Tuesday, November 22, 2011

Ackerman - The Curious Delegitimization Inversion

Matthew Ackerman
21 November '11


An editorial published yesterday by the Washington Post demonstrates an odd inversion regarding delegitimization that has become popular of late, in which actions taken by the Israeli government to enhance its legitimacy are deemed to further erode it. By protecting those working against Israel’s standing and constraining those who hope to fight against them, these kinds of editorials do much more to delegitimize Israel than any action taken by the country’s government.

The topic of the editorial is the latest supposedly “democracy threatening” action being contemplated by the Israeli government: legislation that would limit the funding foreign governments can supply to NGOs active in Israel. While it may be true the specific legislation the current Knesset is contemplating may not be the most effective solution, it does speak to a real problem: the support by foreign governments of a wide range of organizations active in Israel that seek to condemn Israel in international forums. Speaking to a foreign audience and not a domestic one, receiving funding from foreign governments and not private constituencies, many of these organizations are “Israeli” in name only and have become one of the more effective tools for spreading delegitimization in the West.

This is a serious problem that requires a smart, effective solution.

It won’t do, then, to claim, as the Washington Post does,“that the groups themselves are not trying to subvert the state — only to correct what they see as its flaws” or that the “groups have been targeted by right-wing politicians because many advocate for Palestinian rights.” To write this way is to parrot the justifications these groups make for themselves without investigating the many examples of public statements, positions, and actions they have made calling not for an “improvement” in the Jewish state but its end.

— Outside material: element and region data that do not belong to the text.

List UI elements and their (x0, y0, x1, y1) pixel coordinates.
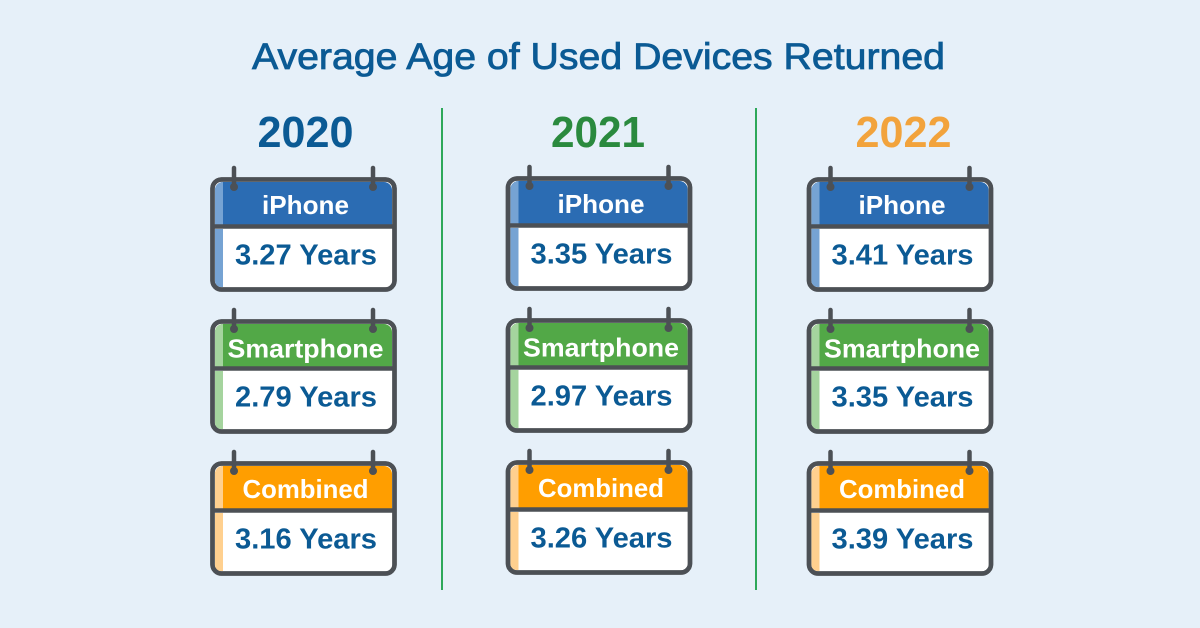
calendar card: Combined 2021: 3.26 Years (530, 522, 672, 554)
calendar card: iPhone 2022 (809, 168, 991, 290)
calendar card: iPhone 2022: iPhone (858, 190, 946, 220)
calendar card: iPhone 2021: iPhone (558, 189, 644, 219)
year heading 2021: 2021 (551, 108, 645, 157)
calendar card: Smartphone 2022: Smartphone (824, 334, 980, 364)
year heading 2020: 2020 (258, 108, 354, 157)
calendar card: iPhone 2021 (508, 167, 690, 288)
calendar card: Smartphone 2021 (508, 309, 690, 430)
year heading 2022: 2022 (856, 108, 952, 157)
calendar card: iPhone 2021: 3.35 Years (530, 238, 672, 270)
calendar card: Combined 2022 (809, 452, 991, 574)
calendar card: iPhone 2020 (212, 168, 394, 290)
calendar card: Smartphone 2021: 2.97 Years (530, 380, 672, 412)
calendar card: Combined 2022: Combined (839, 474, 965, 504)
calendar card: Combined 2021: Combined (538, 473, 664, 503)
calendar card: Smartphone 2022: 3.35 Years (832, 382, 974, 414)
calendar card: Smartphone 2022 (809, 310, 991, 432)
calendar card: Smartphone 2021: Smartphone (523, 332, 679, 362)
calendar card: Combined 2020 (212, 452, 394, 574)
title: Average Age of Used Devices Returned (252, 36, 945, 77)
calendar card: iPhone 2020: iPhone (262, 190, 349, 220)
calendar card: Smartphone 2020 (212, 310, 394, 432)
calendar card: Smartphone 2020: Smartphone (228, 334, 383, 364)
calendar card: Smartphone 2020: 2.79 Years (235, 382, 377, 414)
column: 2021 (508, 108, 690, 572)
calendar card: Combined 2020: Combined (242, 474, 368, 504)
calendar card: iPhone 2022: 3.41 Years (832, 240, 974, 272)
calendar card: iPhone 2020: 3.27 Years (235, 240, 377, 272)
calendar card: Combined 2022: 3.39 Years (832, 524, 974, 556)
column: 2020 (212, 108, 394, 574)
calendar card: Combined 2021 (508, 451, 690, 572)
calendar card: Combined 2020: 3.16 Years (235, 524, 377, 556)
column: 2022 (809, 108, 991, 574)
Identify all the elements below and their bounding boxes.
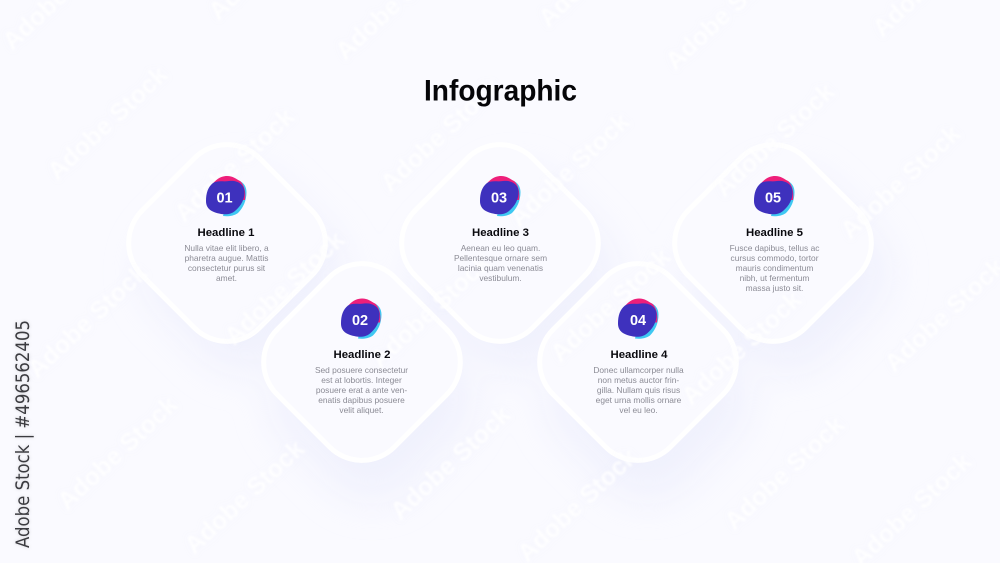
watermark pattern: Adobe Stock bbox=[835, 120, 966, 244]
watermark pattern: Adobe Stock bbox=[719, 411, 850, 535]
watermark pattern: Adobe Stock bbox=[52, 391, 183, 515]
background shadows bbox=[124, 153, 908, 519]
panel: diamond 5 bbox=[656, 126, 890, 360]
text block 3: lacinia quam venenatis bbox=[458, 263, 543, 273]
headline 4: Headline 4 bbox=[611, 349, 668, 361]
text block 5: massa justo sit. bbox=[746, 283, 803, 293]
title: Infographic bbox=[424, 74, 577, 108]
step 4 content bbox=[593, 298, 684, 415]
headline 5: Headline 5 bbox=[746, 227, 804, 239]
text block 2: enatis dapibus posuere bbox=[318, 395, 405, 405]
text block 1 bbox=[184, 243, 269, 283]
watermark pattern: Adobe Stock bbox=[709, 78, 840, 202]
text block 2 bbox=[315, 365, 408, 415]
text block 4: gilla. Nullam quis risus bbox=[597, 385, 680, 395]
watermark pattern: Adobe Stock bbox=[42, 61, 173, 185]
text block 1: pharetra augue. Mattis bbox=[185, 253, 268, 263]
text block 1: amet. bbox=[216, 273, 237, 283]
text block 4: eget urna mollis ornare bbox=[596, 395, 682, 405]
headline 2: Headline 2 bbox=[334, 349, 390, 361]
watermark pattern: Adobe Stock bbox=[375, 73, 506, 197]
icon: blob 01: 01 bbox=[216, 190, 233, 206]
text block 2: velit aliquet. bbox=[339, 405, 384, 415]
text block 4: Donec ullamcorper nulla bbox=[593, 365, 684, 375]
step 1 content bbox=[184, 176, 269, 283]
text block 5: Fusce dapibus, tellus ac bbox=[730, 243, 819, 253]
panel: diamond 2 bbox=[245, 245, 479, 479]
watermark pattern: Adobe Stock bbox=[365, 249, 496, 373]
stock id side label: Adobe Stock | #496562405 bbox=[12, 320, 34, 548]
text block 2: posuere erat a ante ven- bbox=[316, 385, 407, 395]
watermark pattern: Adobe Stock bbox=[179, 435, 310, 559]
watermark pattern: Adobe Stock bbox=[545, 243, 676, 367]
watermark pattern: Adobe Stock bbox=[169, 103, 300, 227]
watermark pattern: Adobe Stock bbox=[219, 226, 350, 350]
text block 1: consectetur purus sit bbox=[188, 263, 266, 273]
text block 5: nibh, ut fermentum bbox=[740, 273, 809, 283]
headline 3: Headline 3 bbox=[472, 227, 529, 239]
panel: diamond 3 bbox=[383, 126, 617, 360]
text block 1: Nulla vitae elit libero, a bbox=[184, 243, 269, 253]
text block 4: non metus auctor frin- bbox=[598, 375, 679, 385]
panel: diamond 4 bbox=[521, 245, 755, 479]
text block 3: Aenean eu leo quam. bbox=[461, 243, 540, 253]
watermark pattern: Adobe Stock bbox=[676, 286, 807, 410]
headline 1: Headline 1 bbox=[198, 227, 255, 239]
icon: blob 04: 04 bbox=[630, 313, 646, 329]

Thankfully, calls for the dismantling of the Jewish state remain taboo in mainstream public debate in the United States. Hence the irresistible allure of rhetoric that accuses those Israelis trying to prevent their country’s foundations from being eroded beneath them of being agents for delegitimization. It absolves the accuser from the responsibility of taking seriously the idea that powerful actors are trying, with some success, to undermine Israel’s legitimacy (for reasons that have nothing to do with any specific Israeli policies other than existence) and therefore considering what can be done about it.

It is in its way similar to rhetoric often employed during the Palestinian terror war from 2000-2004, during which many American commentators held that the problem of Palestinian terrorism could not be solved using military means, a supposition some later smartly concluded the IDF proved them wrong on. Whether attacks against Israelis come in ideological or militant form, the reflexive response of the commentariat is that aggressive Israeli attempts to fight back are at best counterproductive. In the end, however, this kind of thinking becomes an excuse for giving in to the forces arrayed against you when the smartest policy is instead to martial all the tools at your disposal and fight as well and as hard as one can.

The Washington Post’s editorial writers deserve credit for often taking sensible stands on Israel. In this case, however, they need to think more deeply.